Kültürlerarası Tasarım ve UX’in Rolü

Kültürlerarası Tasarım ve UX’in Rolü

by Zeynep Zorbozan Mayıs 11, 2023

Kültür, çoğu zaman tanınmayacak kadar güçlü bir kuvvettir, özellikle kültürlerarası kullanıcı deneyimi tasarımında etkilidir.

Global bir marka olmak gibi bir hedefiniz varsa eğer, seçtiğiniz ismin diğer dillerdeki anlamını iyi araştırmak gerekiyor. Bu konunun en klasik örneklerinden biri olan Chevrolet’in alt markalardan biri olan NOVA’dır. Markanın Latin Amerika’da satışlarının yok denecek kadar az olmasının sebebi, Nova’nın İspanyolca’da ‘gitmez’ anlamına geldiğinden kaynaklandığı anlaşılıyor.

Neden bu kadar önemli?

Eğer bir “Kullanıcı Deneyimi” veya “Ürün” tasarımcısıysanız, muhtemelen kültürün işinizi etkilediğinin farkındasınızdır — ve değilse de olmalısınız. Bu, özellikle müşterileriniz için yerelleştirilmiş Kullanıcı Deneyimi oluştururken geçerlidir. Her kültür, tıpkı toplumlarında olduğu gibi farklı tasarım ögelerine farklı değerler koyar. Bu kültürel farklılıkların getirdiği, farklı bakış açıları nedeniyle ürettiğiniz içeriği de farklı yollarla tüketirler. Yaptığımız ürünün algılanması, güvenilir olmasını sağlayan en önemli şey kültür ve kültürün getirdiği duygu algılarımızdır. Çünkü etkileşim kurarken kültürel geçmişimizden aldığımız norm ve değerler sonucunda karar veriyoruz.

Tasarımlarımızın etkili olduğundan emin olmak için her şeyin kullanıcılar tarafından kültürel geçmişlerine ve değerlerine göre yorumlandığını bilmeliyiz. Teknoloji bile aslında bağlamsaldır. Komik bir örnek vermek gerekirse; batı kültüründe çamaşır makinesini sadece çamaşırları yıkamak için kullandığımız halde, Çin’deki çamaşır makinelerin de, çinli çiftçiler tarafından patateslerin yıkanması da kültürel farklılıkların sebebi.

Kültürlerarası tasarım nedir?

Kültürel sınırlar boyunca kullanılabilirlik ve kullanıcı deneyimi sağlamak için farklı kültürler, diller ve ekonomik konumlar için teknoloji tasarlama.

Kültürler birbirlerinden nasıl farklıdır?

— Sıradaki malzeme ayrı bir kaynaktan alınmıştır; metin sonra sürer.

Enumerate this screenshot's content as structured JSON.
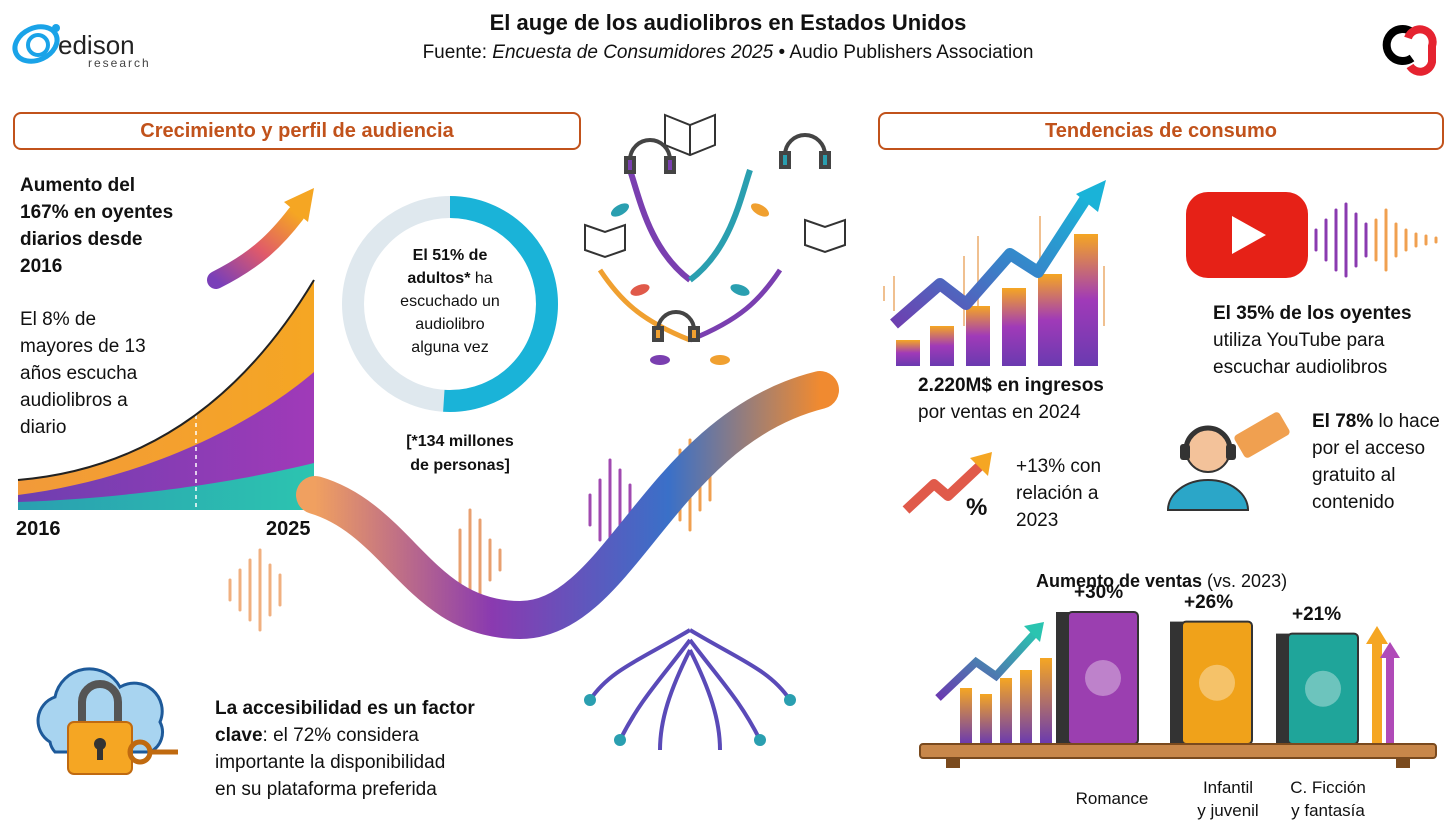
{
  "header": {
    "title": "El auge de los audiolibros en Estados Unidos",
    "source_prefix": "Fuente: ",
    "source_italic": "Encuesta de Consumidores 2025",
    "source_suffix": " • Audio Publishers Association"
  },
  "logo": {
    "name": "edison",
    "sub": "research",
    "accent": "#1aa3e8",
    "right_logo_colors": [
      "#000000",
      "#e52330"
    ]
  },
  "sections": {
    "left_title": "Crecimiento y perfil de audiencia",
    "right_title": "Tendencias de consumo"
  },
  "growth": {
    "headline": [
      "Aumento del",
      "167% en oyentes",
      "diarios desde",
      "2016"
    ],
    "body": [
      "El 8% de",
      "mayores de 13",
      "años escucha",
      "audiolibros a",
      "diario"
    ],
    "year_start": "2016",
    "year_end": "2025"
  },
  "donut": {
    "value": 51,
    "line1": "El 51% de",
    "line2_bold": "adultos*",
    "line2_rest": " ha",
    "line3": "escuchado un",
    "line4": "audiolibro",
    "line5": "alguna vez",
    "note1": "[*134 millones",
    "note2": "de personas]",
    "color_fill": "#1ab3d8",
    "color_rest": "#dfe8ee"
  },
  "accessibility": {
    "bold": "La accesibilidad es un factor",
    "bold2": "clave",
    "rest2": ": el 72% considera",
    "line3": "importante la disponibilidad",
    "line4": "en su plataforma preferida"
  },
  "revenue": {
    "bold": "2.220M$ en ingresos",
    "rest": "por ventas en 2024",
    "growth1": "+13% con",
    "growth2": "relación a",
    "growth3": "2023",
    "percent_symbol": "%"
  },
  "youtube": {
    "bold": "El 35% de los oyentes",
    "line2": "utiliza YouTube para",
    "line3": "escuchar audiolibros",
    "color": "#e62117"
  },
  "free_access": {
    "bold": "El 78%",
    "rest": " lo hace",
    "line2": "por el acceso",
    "line3": "gratuito al",
    "line4": "contenido"
  },
  "sales": {
    "title_bold": "Aumento de ventas",
    "title_rest": " (vs. 2023)",
    "genres": [
      {
        "label": "+30%",
        "name1": "Romance",
        "name2": "",
        "value": 30,
        "color": "#9b3fb0"
      },
      {
        "label": "+26%",
        "name1": "Infantil",
        "name2": "y juvenil",
        "value": 26,
        "color": "#f0a21a"
      },
      {
        "label": "+21%",
        "name1": "C. Ficción",
        "name2": "y fantasía",
        "value": 21,
        "color": "#1fa59a"
      }
    ]
  }
}
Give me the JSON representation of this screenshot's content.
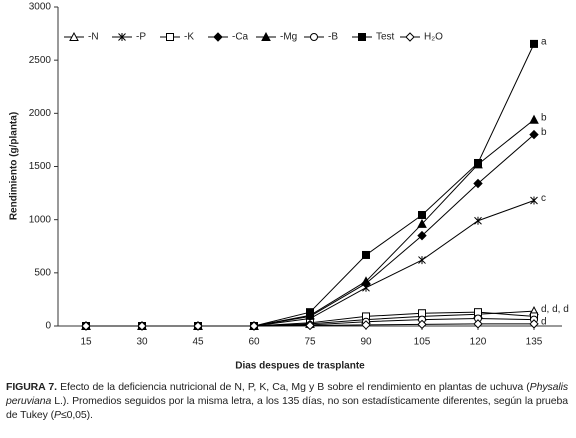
{
  "chart_data": {
    "type": "line",
    "xlabel": "Dias despues de trasplante",
    "ylabel": "Rendimiento (g/planta)",
    "x": [
      15,
      30,
      45,
      60,
      75,
      90,
      105,
      120,
      135
    ],
    "xlim": [
      7.5,
      142.5
    ],
    "xticks": [
      15,
      30,
      45,
      60,
      75,
      90,
      105,
      120,
      135
    ],
    "ylim": [
      0,
      3000
    ],
    "yticks": [
      0,
      500,
      1000,
      1500,
      2000,
      2500,
      3000
    ],
    "series": [
      {
        "name": "-N",
        "color": "#000000",
        "marker": "triangle-open",
        "values": [
          0,
          0,
          0,
          0,
          20,
          60,
          90,
          110,
          140
        ],
        "label": "d, d, d"
      },
      {
        "name": "-P",
        "color": "#000000",
        "marker": "asterisk",
        "values": [
          0,
          0,
          0,
          0,
          70,
          360,
          620,
          990,
          1180
        ],
        "label": "c"
      },
      {
        "name": "-K",
        "color": "#000000",
        "marker": "square-open",
        "values": [
          0,
          0,
          0,
          0,
          30,
          90,
          120,
          130,
          90
        ]
      },
      {
        "name": "-Ca",
        "color": "#000000",
        "marker": "diamond",
        "values": [
          0,
          0,
          0,
          0,
          90,
          400,
          850,
          1340,
          1800
        ],
        "label": "b"
      },
      {
        "name": "-Mg",
        "color": "#000000",
        "marker": "triangle",
        "values": [
          0,
          0,
          0,
          0,
          100,
          420,
          960,
          1520,
          1940
        ],
        "label": "b"
      },
      {
        "name": "-B",
        "color": "#000000",
        "marker": "circle-open",
        "values": [
          0,
          0,
          0,
          0,
          10,
          40,
          60,
          70,
          60
        ]
      },
      {
        "name": "Test",
        "color": "#000000",
        "marker": "square",
        "values": [
          0,
          0,
          0,
          0,
          130,
          668,
          1044,
          1533,
          2653
        ],
        "label": "a"
      },
      {
        "name": "H₂O",
        "color": "#000000",
        "marker": "diamond-open",
        "values": [
          0,
          0,
          0,
          0,
          5,
          10,
          15,
          20,
          20
        ],
        "label": "d"
      }
    ]
  },
  "caption": {
    "label": "FIGURA 7.",
    "parts": [
      " Efecto de la deficiencia nutricional de N, P, K, Ca, Mg y B sobre el rendimiento en plantas de uchuva (",
      "Physalis peruviana",
      " L.). Promedios seguidos por la misma letra, a los 135 días, no son estadísticamente diferentes, según la prueba de Tukey (",
      "P",
      "≤0,05)."
    ]
  }
}
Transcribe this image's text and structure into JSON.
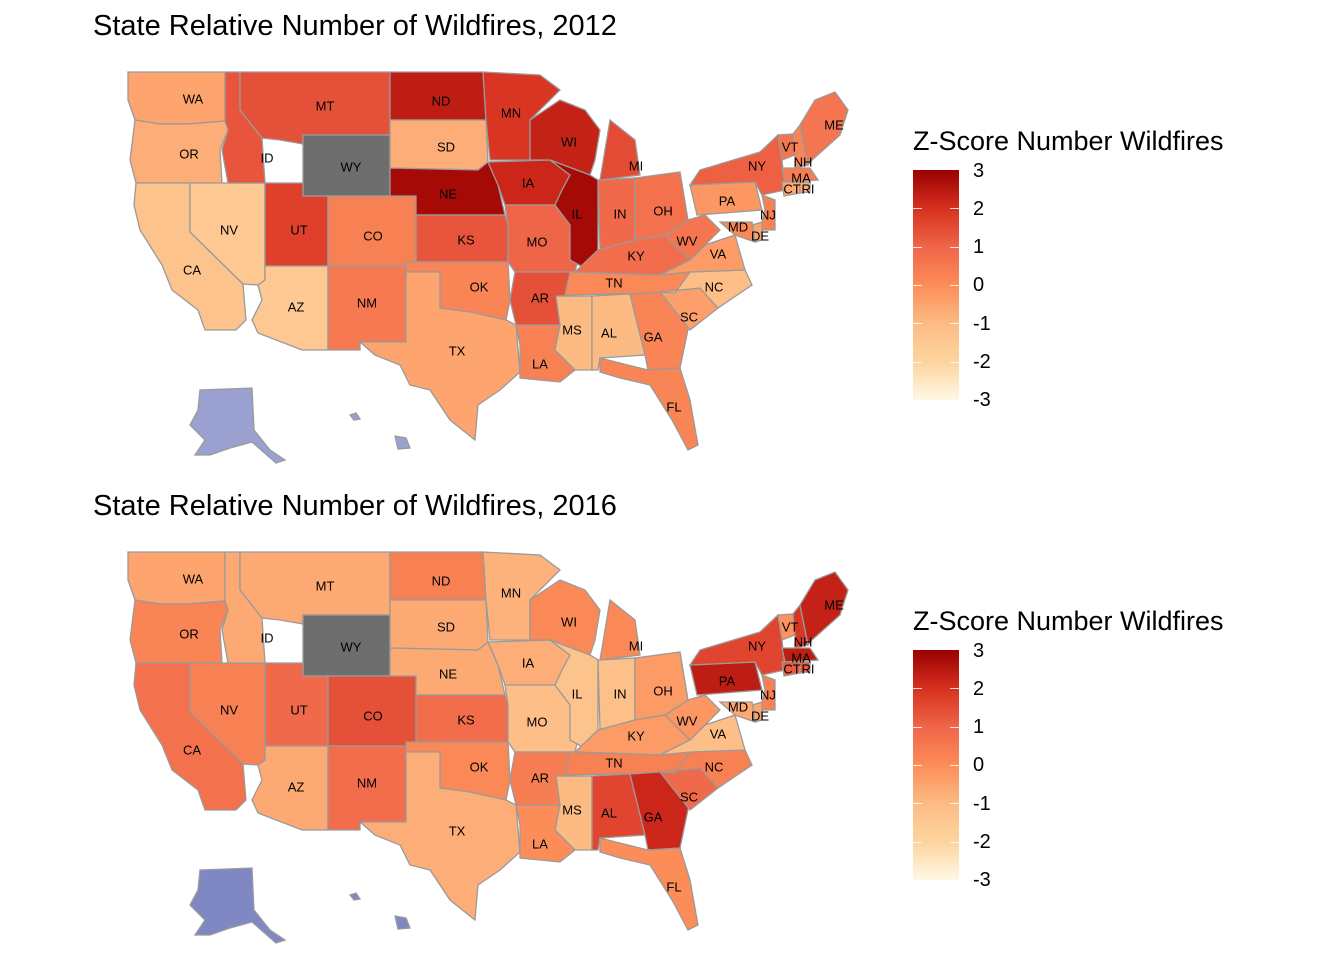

Her kültür için nasıl tasarım yapmamız gerektiğini anlamak için, her kültürü diğerlerinden farklı kılan şeyleri bilmek önemlidir. Hollandalı sosyal psikolog Geert Hofstede, bir kültürün değerlerini ve davranışlarını yakalamak konusunda en kapsamlı çalışmalardan birini gerçekleştirdi. Hofstede kültürel farklılıkları ayırt etmek için 5 boyut geliştirdi. Her ülke, her kültürel boyutta 1 ile 100 arasında bir puanla değerlendirilir. Puan ne kadar yüksek olursa, boyut o kadar fazla olur.

Güç mesafesi

Güç mesafesi bir toplum içerisindeki farklı güç seviyelerindeki bireylerin aralarındaki ayrımı ne derece beklediklerini ve kabul ettiklerini göstermeye yarar. Güç seviyeleri arasındaki mesafenin büyük olduğu toplumlarda ast çalışanlar üstleriyle herhangi bir mücadeleye giremezler. Ayrıca üstlerden her daim bir yönlendirme beklenir. Latin Amerika, Afrika, Asya ve Doğu Avrupa bu göstergenin genelde yüksek olduğu toplumlardır.

Bireycilik ve Kolektivizm

Bu boyut, insanların kendi imajları tarafından “Ben” veya “Biz” olarak tanımlanmaktadır. Bireyselci bir toplumda bireyler kendi kararlarını kendileri verme eğilimindedirler ve ilgilerinin en çok olduğu nokta kendileri ve yakın aile bireylerinin iyiliği üzerinedir. Buna örnek olarak Amerika, Avustralya ve İngiltere’nin kültürel yapıları verilebilir. Kolektivist (ortaklaşa yaşamcı) yapıya sahip toplumlarda grup içi bağlar güçlüdür ve aile kavramı daha geniş kapsamlıdır (kuzen, amca, teyze, vb. de aile kavramının içindedir). Kolektivist yapıya sahip bazı ülkeler ise Guatemala, Pakistan ve Endonezya olarak gösterilebilir.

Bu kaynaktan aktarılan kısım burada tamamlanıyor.